Riot control equipment largely consists of a face mask, baton, shields and shotguns with non-lethal munitions.
"We need to get beyond that and provide the war fighter a capability that allows him to go from a defensive posture to an offensive posture and dominate the battle space," Grundy said.
Serving in the Marine Corps from 1968 to 2001, Grundy experienced firsthand the limitations of crowd-control capabilities in Somalia in 1993 during operations Restore Hope and Continue Hope.
"We have no standoff range," he said, "and as a result, we have to stand toe to toe with a rioting crowd."
The Office of Naval Research in April picked Lockheed Martin and Carnegie Mellon University for the next phase of development for the Gladiator.
Grundy said $1.8 million to $2.5 million is being sought in fiscal 2004 to build prototypes.
The vehicle, with a more than one-mile operating distance, may be redesigned with wheels instead of tank treads.
The Marines hope to field the Gladiators by 2007. Each infantry battalion would have three, and one would be dedicated to a combat engineer platoon.
Already, unmanned vehicles are becoming commonplace in the U.S. arsenal.
In Iraq, Predator drones fired Hellfire missiles. The Association for Unmanned Vehicle Systems International said the Air Force also deployed its high-altitude Global Hawk, the Army employed its Shadow UAV, and the Marines Corps deployed its Pioneer and Dragon Eye, the latter of which fits in a backpack.
The Camp Smith demonstration of the Gladiator was based on a scenario in which an angry mob of 600 activists in a desert city refuses to disperse.

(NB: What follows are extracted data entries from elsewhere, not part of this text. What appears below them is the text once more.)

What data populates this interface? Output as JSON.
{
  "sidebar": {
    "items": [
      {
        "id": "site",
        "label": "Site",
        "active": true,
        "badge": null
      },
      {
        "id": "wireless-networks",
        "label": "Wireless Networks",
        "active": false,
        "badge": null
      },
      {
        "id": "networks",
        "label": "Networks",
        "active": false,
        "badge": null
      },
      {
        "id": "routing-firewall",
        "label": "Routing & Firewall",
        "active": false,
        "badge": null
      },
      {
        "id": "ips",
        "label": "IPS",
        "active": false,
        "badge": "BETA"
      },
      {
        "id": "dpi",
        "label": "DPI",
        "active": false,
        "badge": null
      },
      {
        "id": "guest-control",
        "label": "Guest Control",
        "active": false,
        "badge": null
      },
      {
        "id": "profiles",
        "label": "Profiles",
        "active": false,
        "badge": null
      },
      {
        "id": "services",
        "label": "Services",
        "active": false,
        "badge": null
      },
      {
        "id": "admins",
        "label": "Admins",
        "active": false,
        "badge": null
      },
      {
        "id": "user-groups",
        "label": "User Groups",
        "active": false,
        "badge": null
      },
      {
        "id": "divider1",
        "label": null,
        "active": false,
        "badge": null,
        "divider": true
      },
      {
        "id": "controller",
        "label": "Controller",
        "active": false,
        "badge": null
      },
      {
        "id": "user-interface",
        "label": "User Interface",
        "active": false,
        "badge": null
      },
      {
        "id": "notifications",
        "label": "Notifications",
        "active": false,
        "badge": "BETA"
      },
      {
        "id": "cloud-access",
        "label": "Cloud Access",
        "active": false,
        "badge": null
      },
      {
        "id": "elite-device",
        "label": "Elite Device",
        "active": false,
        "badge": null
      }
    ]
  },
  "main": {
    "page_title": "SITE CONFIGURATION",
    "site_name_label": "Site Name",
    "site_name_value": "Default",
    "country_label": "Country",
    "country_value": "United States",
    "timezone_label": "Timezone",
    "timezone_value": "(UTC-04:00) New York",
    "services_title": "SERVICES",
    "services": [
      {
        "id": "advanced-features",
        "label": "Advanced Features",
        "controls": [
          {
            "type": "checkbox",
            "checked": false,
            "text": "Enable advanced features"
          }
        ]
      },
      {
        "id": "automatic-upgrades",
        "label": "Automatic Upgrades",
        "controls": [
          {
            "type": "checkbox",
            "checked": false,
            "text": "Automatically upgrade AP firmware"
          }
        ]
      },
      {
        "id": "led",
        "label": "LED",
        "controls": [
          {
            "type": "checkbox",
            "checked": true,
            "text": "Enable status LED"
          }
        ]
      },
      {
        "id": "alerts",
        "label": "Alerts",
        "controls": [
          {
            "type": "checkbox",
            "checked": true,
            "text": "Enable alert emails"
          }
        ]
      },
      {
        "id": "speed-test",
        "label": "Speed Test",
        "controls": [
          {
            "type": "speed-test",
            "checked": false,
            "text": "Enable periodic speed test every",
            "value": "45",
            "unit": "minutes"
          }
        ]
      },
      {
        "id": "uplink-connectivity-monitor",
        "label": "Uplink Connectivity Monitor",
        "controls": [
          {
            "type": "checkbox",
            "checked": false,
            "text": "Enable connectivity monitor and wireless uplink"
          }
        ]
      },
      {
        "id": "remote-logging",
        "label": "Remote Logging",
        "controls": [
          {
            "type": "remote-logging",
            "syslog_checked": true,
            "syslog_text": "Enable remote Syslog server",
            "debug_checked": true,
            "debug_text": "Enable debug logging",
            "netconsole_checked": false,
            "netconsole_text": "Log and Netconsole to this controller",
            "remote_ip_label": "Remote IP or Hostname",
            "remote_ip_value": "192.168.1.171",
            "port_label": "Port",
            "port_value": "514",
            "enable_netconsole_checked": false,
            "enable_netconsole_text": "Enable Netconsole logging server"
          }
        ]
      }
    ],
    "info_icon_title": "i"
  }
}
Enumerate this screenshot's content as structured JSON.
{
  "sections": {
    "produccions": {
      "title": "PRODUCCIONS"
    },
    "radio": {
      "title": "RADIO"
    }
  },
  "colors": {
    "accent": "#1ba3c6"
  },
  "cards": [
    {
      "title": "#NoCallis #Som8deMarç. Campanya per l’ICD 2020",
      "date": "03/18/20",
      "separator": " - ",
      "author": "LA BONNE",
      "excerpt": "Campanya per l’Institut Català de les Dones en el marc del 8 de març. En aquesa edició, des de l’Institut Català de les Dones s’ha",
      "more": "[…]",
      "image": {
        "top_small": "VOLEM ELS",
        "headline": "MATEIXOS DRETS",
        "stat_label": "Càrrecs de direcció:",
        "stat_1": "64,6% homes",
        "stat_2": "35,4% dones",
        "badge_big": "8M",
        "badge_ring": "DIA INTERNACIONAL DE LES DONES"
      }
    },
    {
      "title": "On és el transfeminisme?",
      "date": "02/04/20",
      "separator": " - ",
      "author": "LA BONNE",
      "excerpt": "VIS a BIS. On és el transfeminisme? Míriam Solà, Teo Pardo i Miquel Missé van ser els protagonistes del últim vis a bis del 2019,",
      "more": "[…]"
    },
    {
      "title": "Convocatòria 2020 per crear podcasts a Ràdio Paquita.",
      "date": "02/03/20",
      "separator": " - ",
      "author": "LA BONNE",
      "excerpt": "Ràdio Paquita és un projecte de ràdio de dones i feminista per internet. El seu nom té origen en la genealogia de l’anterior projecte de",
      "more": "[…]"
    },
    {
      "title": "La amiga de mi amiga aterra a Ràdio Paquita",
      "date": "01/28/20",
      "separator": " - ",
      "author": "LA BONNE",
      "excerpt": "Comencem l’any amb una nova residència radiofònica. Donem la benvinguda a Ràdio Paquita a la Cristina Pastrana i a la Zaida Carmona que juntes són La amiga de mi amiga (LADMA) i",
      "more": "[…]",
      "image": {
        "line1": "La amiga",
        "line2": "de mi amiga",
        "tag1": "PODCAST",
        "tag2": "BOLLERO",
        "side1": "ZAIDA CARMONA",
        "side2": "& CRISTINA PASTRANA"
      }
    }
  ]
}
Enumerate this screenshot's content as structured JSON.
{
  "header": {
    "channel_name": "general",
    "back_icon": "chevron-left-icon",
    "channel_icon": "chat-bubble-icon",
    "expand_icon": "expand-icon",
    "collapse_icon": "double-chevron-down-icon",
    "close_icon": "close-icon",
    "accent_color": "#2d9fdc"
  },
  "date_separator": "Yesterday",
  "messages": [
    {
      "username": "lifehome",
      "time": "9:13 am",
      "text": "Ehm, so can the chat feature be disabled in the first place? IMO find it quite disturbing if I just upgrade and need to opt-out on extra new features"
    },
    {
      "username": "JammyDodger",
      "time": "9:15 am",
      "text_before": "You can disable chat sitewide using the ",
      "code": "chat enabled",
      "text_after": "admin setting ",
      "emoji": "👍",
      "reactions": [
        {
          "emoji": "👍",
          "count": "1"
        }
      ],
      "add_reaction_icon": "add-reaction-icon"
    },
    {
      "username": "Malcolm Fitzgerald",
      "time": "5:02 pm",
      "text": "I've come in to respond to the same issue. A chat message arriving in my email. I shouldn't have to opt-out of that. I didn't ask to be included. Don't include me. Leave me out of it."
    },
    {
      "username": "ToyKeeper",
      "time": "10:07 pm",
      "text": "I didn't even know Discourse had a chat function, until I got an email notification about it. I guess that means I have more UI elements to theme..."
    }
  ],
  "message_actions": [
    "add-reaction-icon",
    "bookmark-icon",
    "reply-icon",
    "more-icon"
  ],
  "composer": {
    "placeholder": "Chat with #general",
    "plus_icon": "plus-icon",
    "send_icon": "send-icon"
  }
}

Some individuals are armed with AK-47 machine guns and rocket-propelled grenades, and the mob as a whole is between the Marines and friendlies needing aid.
A rifle squad of about 10 Marines with shotguns and riot shields lined up about 30 feet behind the Gladiator. After an unheeded final warning to disperse, dozens of smoke rounds looped out of the Gladiator, obscuring Camp Smith's helicopter pad. Paintballs splattered silhouette targets, non-lethal weapons fired, and more smoke rounds finished off the job as the Gladiator drove to the drop-off point and unhooked a trailer with supplies.
Sgt. Arnold Den Beste, a military policeman at Kane'ohe Bay, said it took him about five minutes to learn how to drive the vehicle.
"It's a very easy machine to operate," he said. "It's like a video game. You have a joystick and you drive it forward, backward, right or left."
The target cost for the Gladiator is $150,000, which Larry Hennebeck of the Unmanned Ground Vehicles Joint Project Office said is a big departure from million-dollar Army prototype attack systems.